Mankiw’s Text Hints at Yes, But The Answer is No

One of the standard claims made about the 1970s is that a major contributor to inflation and low growth was OPEC. In his excellent textbook, Macroeconomics, 6th ed., for example, on pp. 274 and 275, Greg Mankiw gives a table showing changes in oil prices along with the related inflation rates and unemployment rates. Of course, he shows a connection: large increases with oil prices are associated with high inflation rates and unemployment rates. President Jimmy Carter leaned heavily on this association in claiming, while president, that OPEC was a major villain.

But how major? It’s not surprising that Carter didn’t answer this but, more surprisingly, Mankiw doesn’t either.

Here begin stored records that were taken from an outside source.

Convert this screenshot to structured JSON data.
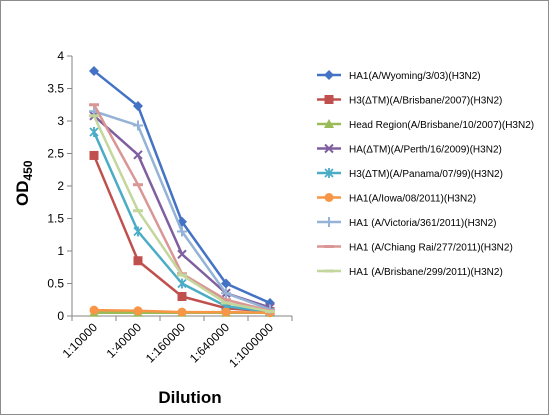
{
  "chart_data": {
    "type": "line",
    "categories": [
      "1:10000",
      "1:40000",
      "1:160000",
      "1:640000",
      "1:1000000"
    ],
    "xlabel": "Dilution",
    "ylabel": "OD",
    "ylabel_sub": "450",
    "ylim": [
      0,
      4
    ],
    "yticks": [
      "0",
      "0.5",
      "1",
      "1.5",
      "2",
      "2.5",
      "3",
      "3.5",
      "4"
    ],
    "grid": false,
    "legend_position": "right",
    "series": [
      {
        "name": "HA1(A/Wyoming/3/03)(H3N2)",
        "values": [
          3.77,
          3.23,
          1.45,
          0.5,
          0.2
        ],
        "color": "#4472C4",
        "marker": "diamond"
      },
      {
        "name": "H3(ΔTM)(A/Brisbane/2007)(H3N2)",
        "values": [
          2.47,
          0.85,
          0.3,
          0.12,
          0.07
        ],
        "color": "#C0504D",
        "marker": "square"
      },
      {
        "name": "Head Region(A/Brisbane/10/2007)(H3N2)",
        "values": [
          0.05,
          0.05,
          0.05,
          0.05,
          0.05
        ],
        "color": "#9BBB59",
        "marker": "triangle"
      },
      {
        "name": "HA(ΔTM)(A/Perth/16/2009)(H3N2)",
        "values": [
          3.08,
          2.48,
          0.95,
          0.35,
          0.13
        ],
        "color": "#7F5FA0",
        "marker": "x"
      },
      {
        "name": "H3(ΔTM)(A/Panama/07/99)(H3N2)",
        "values": [
          2.83,
          1.3,
          0.5,
          0.15,
          0.06
        ],
        "color": "#4BACC6",
        "marker": "star"
      },
      {
        "name": "HA1(A/Iowa/08/2011)(H3N2)",
        "values": [
          0.09,
          0.08,
          0.06,
          0.06,
          0.05
        ],
        "color": "#F79646",
        "marker": "circle"
      },
      {
        "name": "HA1 (A/Victoria/361/2011)(H3N2)",
        "values": [
          3.15,
          2.93,
          1.3,
          0.35,
          0.1
        ],
        "color": "#95B3D7",
        "marker": "plus"
      },
      {
        "name": "HA1 (A/Chiang Rai/277/2011)(H3N2)",
        "values": [
          3.25,
          2.02,
          0.65,
          0.25,
          0.08
        ],
        "color": "#D99694",
        "marker": "dash"
      },
      {
        "name": "HA1 (A/Brisbane/299/2011)(H3N2)",
        "values": [
          3.08,
          1.62,
          0.63,
          0.2,
          0.07
        ],
        "color": "#C3D69B",
        "marker": "dash"
      }
    ]
  }
}
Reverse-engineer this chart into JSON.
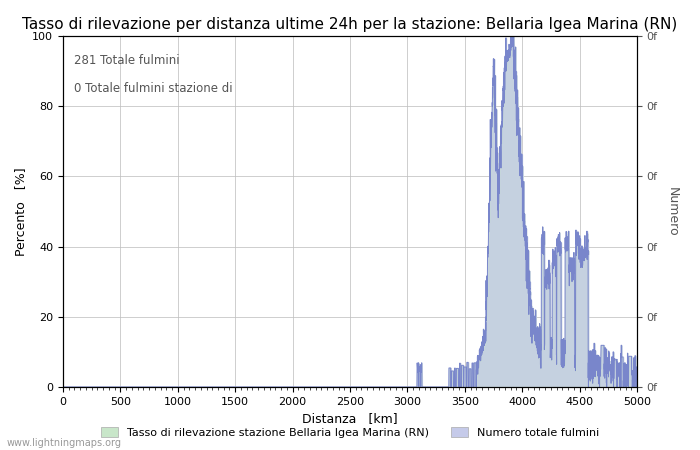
{
  "title": "Tasso di rilevazione per distanza ultime 24h per la stazione: Bellaria Igea Marina (RN)",
  "xlabel": "Distanza   [km]",
  "ylabel_left": "Percento   [%]",
  "ylabel_right": "Numero",
  "annotation_line1": "281 Totale fulmini",
  "annotation_line2": "0 Totale fulmini stazione di",
  "legend_label1": "Tasso di rilevazione stazione Bellaria Igea Marina (RN)",
  "legend_label2": "Numero totale fulmini",
  "xlim": [
    0,
    5000
  ],
  "ylim_left": [
    0,
    100
  ],
  "watermark": "www.lightningmaps.org",
  "fill_color_green": "#c8e6c9",
  "fill_color_blue": "#c5cae9",
  "line_color": "#7986cb",
  "background_color": "#ffffff",
  "grid_color": "#c0c0c0",
  "title_fontsize": 11,
  "label_fontsize": 9,
  "tick_fontsize": 8,
  "xticks": [
    0,
    500,
    1000,
    1500,
    2000,
    2500,
    3000,
    3500,
    4000,
    4500,
    5000
  ],
  "yticks_left": [
    0,
    20,
    40,
    60,
    80,
    100
  ],
  "right_tick_labels": [
    "0f",
    "0f",
    "0f",
    "0f",
    "0f",
    "0f"
  ]
}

Take as our starting point the quantity equation, MV = Py, where M is the money supply, V is velocity, P is the price level, and y is real income. A good rough way to measure the effect on P of changes in oil prices is to look at the effect of oil prices on y, real income. In 1973-74, OPEC raised world oil prices from $3 a barrel to $11 a barrel, an increase of $8. The effect on the United States, a net importer, was to reduce U.S. real income by about $12 billion a year. This comes from multiplying 4 million barrels a day (mbd) by $8 by 365 days. (I don’t look at the effect of higher prices on U.S.-produced oil because that is a transfer from U.S. consumers to U.S. producers, not a net change in U.S. income.) That’s a one-time drop in annual real income rather than a change in the growth of real GDP. In other words, as long as the higher price persists, real GDP in a given year is approximately $12 billion lower than otherwise. At the time, U.S. GDP was about $1.4 trillion. In 1973, inflation was 6.2% and in 1974 it was 11.0%. So the increase in the price level over those two years was 1.062*1.110 – 1 = 1.18 -1 = 0.18, or 18%. Only one percentage point of the 18-percentage-point increase in the CPI can be accounted for by the OPEC price increase.

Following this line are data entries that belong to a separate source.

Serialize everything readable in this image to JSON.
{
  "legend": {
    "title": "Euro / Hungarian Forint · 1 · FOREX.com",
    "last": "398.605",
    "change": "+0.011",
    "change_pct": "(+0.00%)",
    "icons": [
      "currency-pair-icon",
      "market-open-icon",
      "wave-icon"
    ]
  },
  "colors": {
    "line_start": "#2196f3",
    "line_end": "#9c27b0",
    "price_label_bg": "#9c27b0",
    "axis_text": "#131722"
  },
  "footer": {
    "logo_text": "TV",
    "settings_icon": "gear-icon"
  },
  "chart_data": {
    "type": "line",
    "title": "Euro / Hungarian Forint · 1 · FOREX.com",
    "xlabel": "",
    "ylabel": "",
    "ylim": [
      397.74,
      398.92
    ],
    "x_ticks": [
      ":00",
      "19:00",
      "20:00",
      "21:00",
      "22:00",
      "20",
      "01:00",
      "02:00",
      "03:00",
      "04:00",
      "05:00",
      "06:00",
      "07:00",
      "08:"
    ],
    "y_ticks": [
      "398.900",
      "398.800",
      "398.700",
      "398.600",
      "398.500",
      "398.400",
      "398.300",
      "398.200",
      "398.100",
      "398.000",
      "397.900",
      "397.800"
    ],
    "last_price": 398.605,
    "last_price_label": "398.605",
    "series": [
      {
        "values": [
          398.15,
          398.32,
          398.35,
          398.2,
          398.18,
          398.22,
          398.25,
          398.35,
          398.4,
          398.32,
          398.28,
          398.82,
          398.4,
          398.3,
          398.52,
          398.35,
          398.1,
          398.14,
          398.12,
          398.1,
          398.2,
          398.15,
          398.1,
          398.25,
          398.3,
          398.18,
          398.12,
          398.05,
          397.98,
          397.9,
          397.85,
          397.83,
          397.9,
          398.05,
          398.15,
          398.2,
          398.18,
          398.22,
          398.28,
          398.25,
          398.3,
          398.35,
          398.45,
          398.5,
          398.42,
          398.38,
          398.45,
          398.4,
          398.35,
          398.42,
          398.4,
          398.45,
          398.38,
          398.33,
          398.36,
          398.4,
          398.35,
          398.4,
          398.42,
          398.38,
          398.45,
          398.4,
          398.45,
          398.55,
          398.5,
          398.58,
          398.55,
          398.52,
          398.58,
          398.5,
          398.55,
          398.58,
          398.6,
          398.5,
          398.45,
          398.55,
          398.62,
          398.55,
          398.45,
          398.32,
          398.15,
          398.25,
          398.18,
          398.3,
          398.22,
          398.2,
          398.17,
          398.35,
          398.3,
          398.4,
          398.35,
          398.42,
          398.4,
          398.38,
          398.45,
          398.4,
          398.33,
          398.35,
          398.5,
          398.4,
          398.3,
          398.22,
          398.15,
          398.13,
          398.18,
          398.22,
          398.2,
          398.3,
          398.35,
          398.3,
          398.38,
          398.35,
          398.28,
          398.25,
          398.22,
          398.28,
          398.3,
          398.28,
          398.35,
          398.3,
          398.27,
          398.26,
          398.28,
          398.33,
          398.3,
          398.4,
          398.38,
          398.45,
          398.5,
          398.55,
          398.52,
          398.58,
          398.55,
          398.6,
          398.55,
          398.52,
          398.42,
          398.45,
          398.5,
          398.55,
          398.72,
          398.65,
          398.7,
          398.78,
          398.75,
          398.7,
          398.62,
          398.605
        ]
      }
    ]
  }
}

Similarly, Mankiw states that the halving of oil prices in 1986 “led to one of the lowest inflation rates in recent U.S. history and to falling unemployment.” It helped, but how much?

Again, use the same method as with the price increase. In 1986, oil prices dropped by about $10 a barrel. At the time, the U.S. was importing 5mbd. So the increase in real GDP was $10*5mbd*365 = $18 billion. In an economy with a $4 trillion GDP, this fall in prices caused a less than 0.5% increase in real GDP and, therefore, accounted for only about 0.5 percentage points of the reduced inflation. Unfortunately, Mankiw’s textbook gives a different impression on both the upside and the downside.